Płytki dużych lokacji 
Są one dwustronne. 4 losowe płytki zostaną umieszczone w narożnikach na planszy głównej. Są to miejsca, które określają warunki zdobycia dodatkowych punktów na koniec gry. Aby z nich skorzystać, musimy tam umieścić nasz pionek. 

Znaczniki energii 
Służą one do uruchamiania maszyn na naszej planszy gracza. 

Żetony maszyn 
Występują one w trzech kolorach (żółty, szary, zielony). Zdobywamy je w momencie, kiedy odblokujemy miejsce na maszynę na naszej planszy gracza. 

Żetony modułów gniazd 
Wsuwamy je w gniazda na karty. Określają one bonus jaki możemy dostać, jeśli wsuniemy w gniazdo kartę o odpowiednim kolorze. 

Żetony skrzynek 
Zdobywamy je dzięki różnym efektom w grze. Zawierają one jednorazowe bonusy, które możemy wykorzystać w dowolnym momencie gry. 

Duże artefakty 
Występują one w 3 kolorach. Są one powiązane z kartami artefaktów. W wielkim skrócie, ich zbieranie tworzy mnożnik punktowy tego, co mamy na naszej karcie artefaktu. 

Karty artefaktu 
Określają one nasze cele na daną rozgrywkę - za co możemy zdobyć dodatkowe punkty na koniec gry. Pokazują za co konkretny kolor dużego artefaktu daje nam punkty. Dzięki temu wiemy, jakie kolory zbierać w trakcie partii, żeby zwiększyć mnożnik punktowy. 
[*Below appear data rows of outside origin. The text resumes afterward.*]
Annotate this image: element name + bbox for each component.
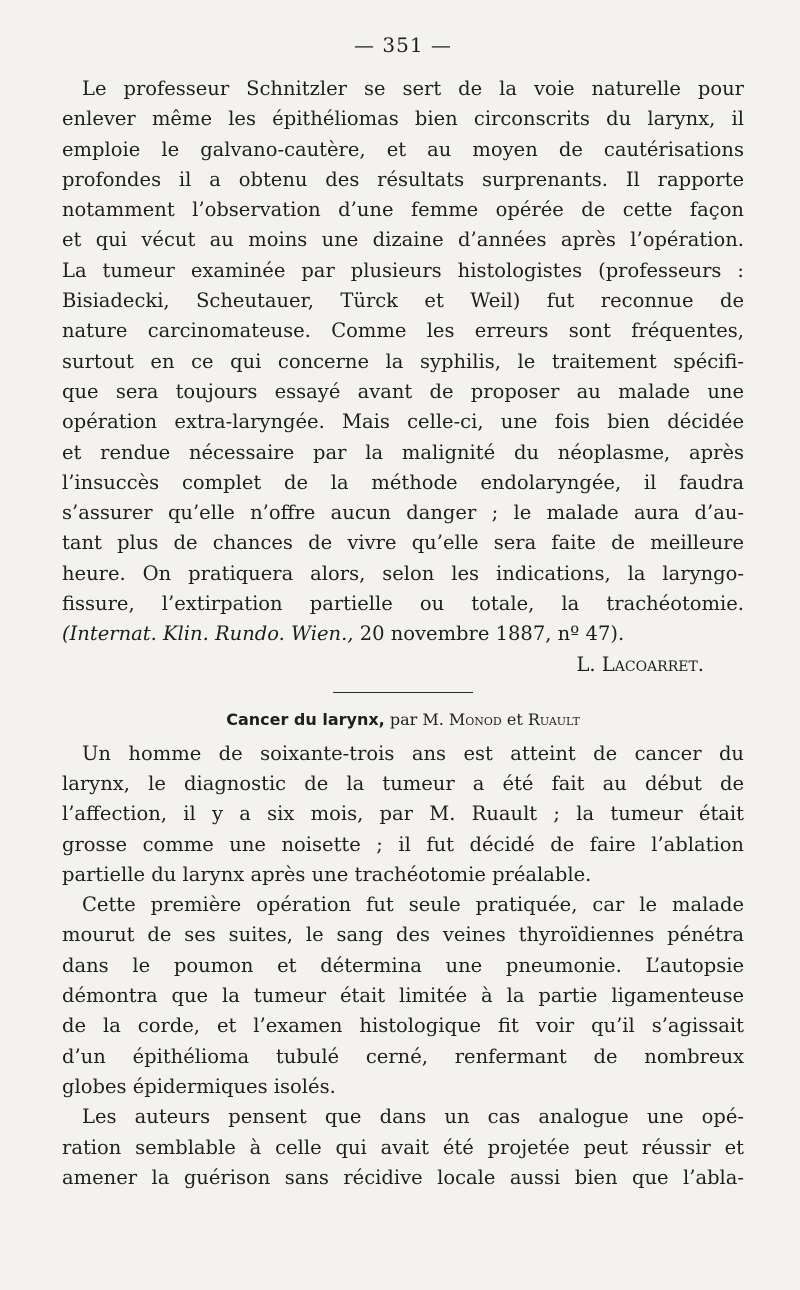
page-number: — 351 —: [354, 33, 452, 57]
text-line: La tumeur examinée par plusieurs histologistes (professeurs :: [62, 258, 744, 282]
citation-source: (Internat. Klin. Rundo. Wien.,: [62, 622, 354, 646]
text-line: s’assurer qu’elle n’offre aucun danger ; le malade aura d’au-: [62, 501, 744, 525]
paragraph-case: [62, 739, 744, 890]
paragraph-conclusion: [62, 1102, 744, 1193]
text-line: larynx, le diagnostic de la tumeur a été fait au début de: [62, 771, 744, 795]
text-line: dans le poumon et détermina une pneumonie. L’autopsie: [62, 953, 744, 977]
signature-name: Lacoarret.: [601, 652, 704, 676]
section-divider: [333, 692, 473, 693]
text-line: notamment l’observation d’une femme opérée de cette façon: [62, 198, 744, 222]
text-line: enlever même les épithéliomas bien circonscrits du larynx, il: [62, 107, 744, 131]
text-line: Cette première opération fut seule pratiquée, car le malade: [82, 893, 744, 917]
text-line: heure. On pratiquera alors, selon les indications, la laryngo-: [62, 561, 744, 585]
text-line: ration semblable à celle qui avait été projetée peut réussir et: [62, 1135, 744, 1159]
text-line: l’affection, il y a six mois, par M. Ruault ; la tumeur était: [62, 802, 744, 826]
text-line: Le professeur Schnitzler se sert de la voie naturelle pour: [82, 77, 744, 100]
text-line: grosse comme une noisette ; il fut décidé de faire l’ablation: [62, 832, 744, 856]
text-line: l’insuccès complet de la méthode endolaryngée, il faudra: [62, 470, 744, 494]
document-page: [62, 30, 744, 1260]
text-line: amener la guérison sans récidive locale aussi bien que l’abla-: [62, 1165, 744, 1189]
citation-line: [62, 619, 744, 649]
text-line: démontra que la tumeur était limitée à la partie ligamenteuse: [62, 984, 744, 1008]
paragraph-schnitzler: [62, 74, 744, 650]
paragraph-operation: [62, 890, 744, 1102]
section-author-1: Monod: [448, 709, 502, 729]
text-line: mourut de ses suites, le sang des veines thyroïdiennes pénétra: [62, 923, 744, 947]
section-title-and: et: [501, 709, 528, 729]
text-line: globes épidermiques isolés.: [62, 1074, 336, 1098]
text-line: que sera toujours essayé avant de proposer au malade une: [62, 379, 744, 403]
section-title-main: Cancer du larynx,: [226, 709, 385, 729]
text-line: partielle du larynx après une trachéotomie préalable.: [62, 862, 592, 886]
text-line: et rendue nécessaire par la malignité du néoplasme, après: [62, 440, 744, 464]
text-line: surtout en ce qui concerne la syphilis, le traitement spécifi-: [62, 349, 744, 373]
text-line: Bisiadecki, Scheutauer, Türck et Weil) fut reconnue de: [62, 289, 744, 313]
section-title: [62, 705, 744, 735]
text-line: et qui vécut au moins une dizaine d’années après l’opération.: [62, 228, 744, 252]
text-line: Un homme de soixante-trois ans est atteint de cancer du: [82, 741, 744, 765]
text-line: de la corde, et l’examen histologique fit voir qu’il s’agissait: [62, 1014, 744, 1038]
text-line: nature carcinomateuse. Comme les erreurs sont fréquentes,: [62, 319, 744, 343]
text-line: d’un épithélioma tubulé cerné, renfermant de nombreux: [62, 1044, 744, 1068]
text-line: opération extra-laryngée. Mais celle-ci, une fois bien décidée: [62, 410, 744, 434]
citation-date: 20 novembre 1887, nº 47).: [353, 622, 625, 646]
text-line: tant plus de chances de vivre qu’elle sera faite de meilleure: [62, 531, 744, 555]
text-line: emploie le galvano-cautère, et au moyen de cautérisations: [62, 137, 744, 161]
text-line: Les auteurs pensent que dans un cas analogue une opé-: [82, 1105, 744, 1129]
section-title-by: par M.: [384, 709, 449, 729]
signature-initial: L.: [576, 652, 602, 676]
section-author-2: Ruault: [527, 709, 580, 729]
text-line: fissure, l’extirpation partielle ou totale, la trachéotomie.: [62, 592, 744, 616]
text-line: profondes il a obtenu des résultats surprenants. Il rapporte: [62, 167, 744, 191]
signature: [62, 650, 744, 680]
Małe artefakty i żeton końca gry 
Małe artefakty zdobywamy, jeśli już zabrakło dużych na koniec gry. Dają one tylko punkty zwycięstwa. Żeton końca gry zdobywa gracz, który wywołał koniec partii poprzez wzięcie ostatniego, dużego artefaktu z planszy głównej. 

Karty mieszkańców 
Każdy mieszkaniec ma dwie zdolności - dolną i górną. To którą uruchamiamy zależy od tego, do którego gniazda włożymy kartę. Mieszkańcy występują w trzech kolorach (żółty, szary, zielony). Ma to znaczenie w przypadku aktywacji modułów gniazd oraz innych efektów gry. Niektóre karty mają symbol gniazda na sobie. To pozwala na zagranie dodatkowej karty do danego gniazda. 
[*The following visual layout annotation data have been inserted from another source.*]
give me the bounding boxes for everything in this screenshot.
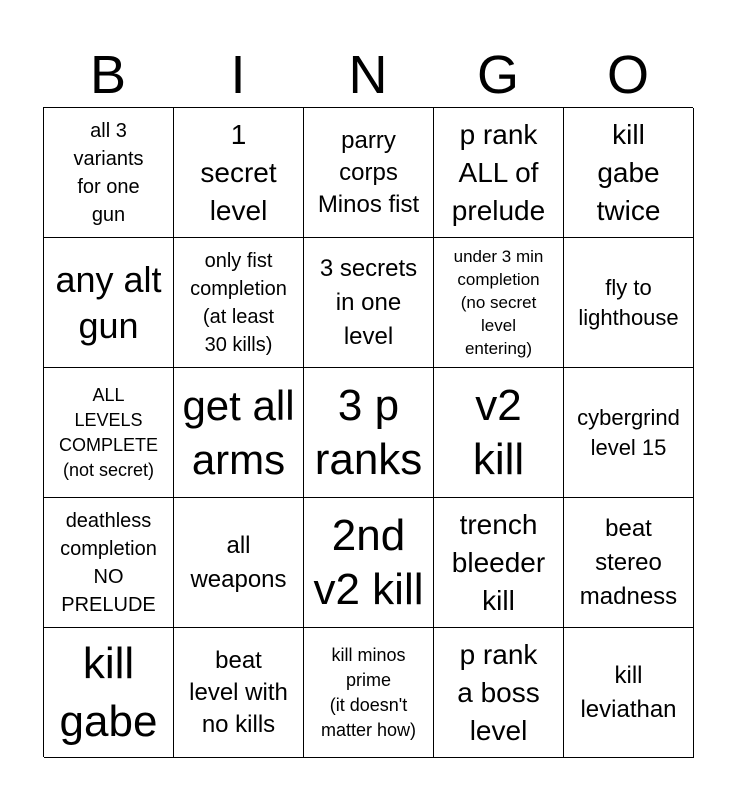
cell-text: 2nd v2 kill — [313, 510, 424, 614]
bingo-cell[interactable] — [174, 238, 304, 368]
cell-text: cybergrind level 15 — [577, 404, 680, 460]
cell-text: beat level with no kills — [189, 646, 288, 738]
header-letter-n: N — [348, 45, 388, 105]
bingo-cell[interactable] — [44, 628, 174, 758]
cell-text: any alt gun — [55, 258, 162, 346]
cell-text: 3 secrets in one level — [319, 254, 418, 350]
header-letter-i: I — [230, 45, 246, 105]
cell-text: all 3 variants for one gun — [73, 119, 144, 226]
bingo-header — [43, 42, 693, 108]
bingo-cell[interactable] — [304, 108, 434, 238]
bingo-cell[interactable] — [304, 498, 434, 628]
bingo-cell[interactable] — [174, 628, 304, 758]
cell-text: fly to lighthouse — [578, 274, 679, 330]
cell-text: v2 kill — [472, 380, 525, 484]
header-letter-b: B — [89, 45, 127, 105]
cell-text: kill gabe twice — [596, 118, 661, 226]
header-letter-g: G — [476, 45, 519, 105]
cell-text: kill gabe — [59, 638, 158, 746]
bingo-cell[interactable] — [564, 368, 694, 498]
bingo-cell[interactable] — [44, 108, 174, 238]
bingo-cell[interactable] — [564, 498, 694, 628]
bingo-cell[interactable] — [304, 628, 434, 758]
bingo-cell[interactable] — [174, 108, 304, 238]
bingo-grid — [43, 107, 693, 757]
cell-text: deathless completion NO PRELUDE — [60, 509, 157, 616]
cell-text: 1 secret level — [200, 118, 277, 226]
cell-text: beat stereo madness — [579, 514, 678, 610]
header-letter-o: O — [606, 45, 649, 105]
bingo-cell[interactable] — [304, 368, 434, 498]
bingo-cell[interactable] — [174, 498, 304, 628]
cell-text: get all arms — [182, 381, 295, 483]
bingo-cell[interactable] — [304, 238, 434, 368]
bingo-cell[interactable] — [174, 368, 304, 498]
cell-text: kill leviathan — [580, 661, 677, 723]
bingo-cell[interactable] — [564, 628, 694, 758]
cell-text: 3 p ranks — [314, 380, 423, 484]
cell-text: only fist completion (at least 30 kills) — [190, 249, 287, 356]
cell-text: trench bleeder kill — [451, 508, 546, 616]
cell-text: all weapons — [190, 531, 287, 593]
bingo-cell[interactable] — [434, 368, 564, 498]
cell-text: kill minos prime (it doesn't matter how) — [320, 644, 417, 740]
bingo-cell[interactable] — [434, 628, 564, 758]
bingo-cell[interactable] — [564, 238, 694, 368]
bingo-cell[interactable] — [434, 108, 564, 238]
bingo-cell[interactable] — [44, 498, 174, 628]
cell-text: ALL LEVELS COMPLETE (not secret) — [58, 384, 159, 480]
cell-text: p rank a boss level — [457, 638, 540, 746]
bingo-cell[interactable] — [44, 238, 174, 368]
cell-text: parry corps Minos fist — [317, 126, 420, 218]
bingo-cell[interactable] — [564, 108, 694, 238]
cell-text: under 3 min completion (no secret level entering) — [453, 247, 544, 358]
bingo-cell[interactable] — [44, 368, 174, 498]
bingo-cell[interactable] — [434, 498, 564, 628]
cell-text: p rank ALL of prelude — [451, 118, 546, 226]
bingo-cell[interactable] — [434, 238, 564, 368]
Elementy w kolorach graczy 
- małe i duże budynki: ich budowa pozwala zyskać ruchy na torach maszyn. 
- pionki: startują na planszy plemienia w drzewku technologii. Ich zdjęcie pozwala na wynalezienie tej technologii. Umieszcza się je na dużych i małych lokacjach na planszy głównej. 
- znaczniki: poruszają się one na torze punktacji i hibernacji. 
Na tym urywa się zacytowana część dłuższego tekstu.